Cymin Samawatie schreibt den Großteil der Musik der Band sowie auch die Texte, die – der Tradition der persischen Verse folgend – auf verschiedenen Ebenen interpretiert werden können: sind es schlichte Liebesgedichte oder spielen sie auf etwas Höheres, Spirituelles an? Teilweise greift Cymin hier aber auch auf die Worte von Meistern dieser Tradition zurück: bei diesen Aufnahmen etwa auf die Lyrik von Rumi (1207–1273) und Hafiz (ca. 1325–1389). Sie verarbeitete außerdem Verse von Forough Farrokhzad (1935–1967), einer modernistischen iranischen Lyrikerin und Filmregisseurin mit einer starken feministischen Stimme, deren Schrei nach persönlicher Freiheit im Lichte der politischen Entwicklungen der letzten dreißig Jahre eine besondere Schmerzlichkeit erhält. Cymin würde lieber die positiven Aspekte der persischen Kultur betonen, aber in ihrer Heimat könnte sie beispielsweise ihren Beruf – d.h. Sängerin einer Band zu sein – derzeit nicht ausüben.

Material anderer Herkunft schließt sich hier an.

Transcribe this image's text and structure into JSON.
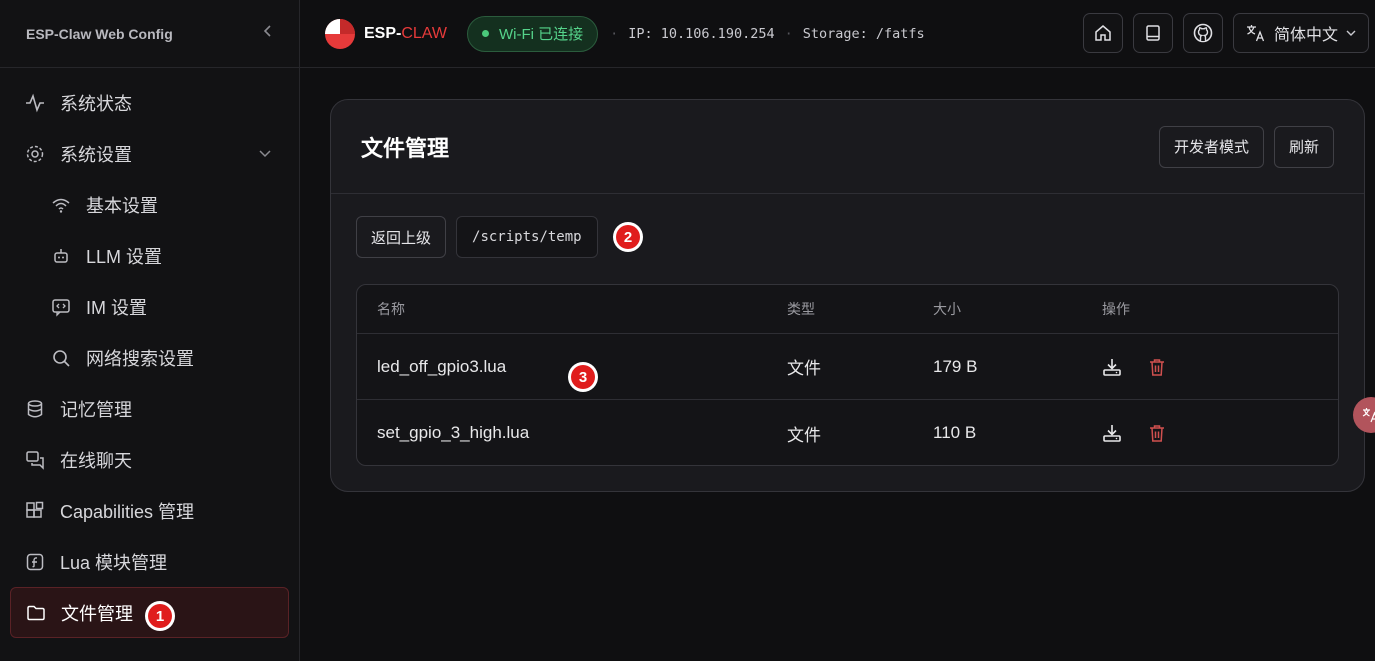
{
  "sidebar": {
    "title": "ESP-Claw Web Config",
    "items": [
      {
        "label": "系统状态"
      },
      {
        "label": "系统设置"
      },
      {
        "label": "基本设置"
      },
      {
        "label": "LLM 设置"
      },
      {
        "label": "IM 设置"
      },
      {
        "label": "网络搜索设置"
      },
      {
        "label": "记忆管理"
      },
      {
        "label": "在线聊天"
      },
      {
        "label": "Capabilities 管理"
      },
      {
        "label": "Lua 模块管理"
      },
      {
        "label": "文件管理"
      }
    ]
  },
  "topbar": {
    "logo_prefix": "ESP-",
    "logo_suffix": "CLAW",
    "wifi_status": "Wi-Fi 已连接",
    "ip": "IP: 10.106.190.254",
    "storage": "Storage: /fatfs",
    "language": "简体中文"
  },
  "main": {
    "title": "文件管理",
    "developer_mode": "开发者模式",
    "refresh": "刷新",
    "back": "返回上级",
    "path": "/scripts/temp",
    "columns": {
      "name": "名称",
      "type": "类型",
      "size": "大小",
      "ops": "操作"
    },
    "rows": [
      {
        "name": "led_off_gpio3.lua",
        "type": "文件",
        "size": "179 B"
      },
      {
        "name": "set_gpio_3_high.lua",
        "type": "文件",
        "size": "110 B"
      }
    ]
  },
  "annotations": [
    "1",
    "2",
    "3"
  ],
  "colors": {
    "accent": "#e63a3a",
    "success": "#55d38a",
    "background": "#0f0f11"
  }
}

Als Tochter iranischer Eltern 1976 in Braunschweig geboren, wuchs Cymin zweisprachig und mit zwei Kulturen auf. Die Sommerferien verbrachte sie meist in der Heimat ihrer Eltern. Als Teenager experimentierte sie – stets auf der Suche nach einem eigenen Ausdruck – mit einer ganzen Reihe verschiedener musikalischer Idiome: Mit 13 Jahren leitete sie einen Chor, mit 17 bildete sie mit dem Gitarristen Ralf Schwarz (der heute Bassist von Cyminology ist) ein akustisches Grunge-Duo und sang selbstverfaßte Songs über Entfremdung. Mit 19 Jahren begann sie an der Hochschule für Musik und Theater in Hannover Klavier, Schlagwerk und Gesang mit Schwerpunkt Klassik zu studieren. Dann wechselte sie nach Berlin, wo sie an der Hochschule der Künste ein Jazzstudium absolvierte. Zu ihren Dozenten gehörten die amerikanischen Jazzveteranen David Friedman und Jerry Granelli. Schlagzeuger Granelli war es auch, der sie dazu ermunterte, mit persischer Lyrik zu improvisieren und diese mit nicht-traditioneller Musik zu vertonen.

Es ist kein Zufall, daß Samawatie das Album mit einer Vertonung von Jalaluddin Rumis “Song Of The Reed-Flute” (“Lied der Schilfrohrflöte”, aus dem 25.700 Verszeilen umfassenden Gedicht “Masnavi”) beginnt. Darin heißt es: “Hör das Lied der Schilfrohrflöte / die ihre Verbannung aus der Heimat beklagt. / ‘Seit ich aus meinem Schilfbett gerissen wurde, / haben meine Klagelaute Männer und Frauen bewegt. / Meine Brust zerbirst, um Seufzern Luft zu machen, / die den Qualen der Sehnsucht Ausdruck verleihen. / Denn ein jeder, der fern der Heimat ist, / Sehnt den Tag herbei, an dem er zurückkehren kann.”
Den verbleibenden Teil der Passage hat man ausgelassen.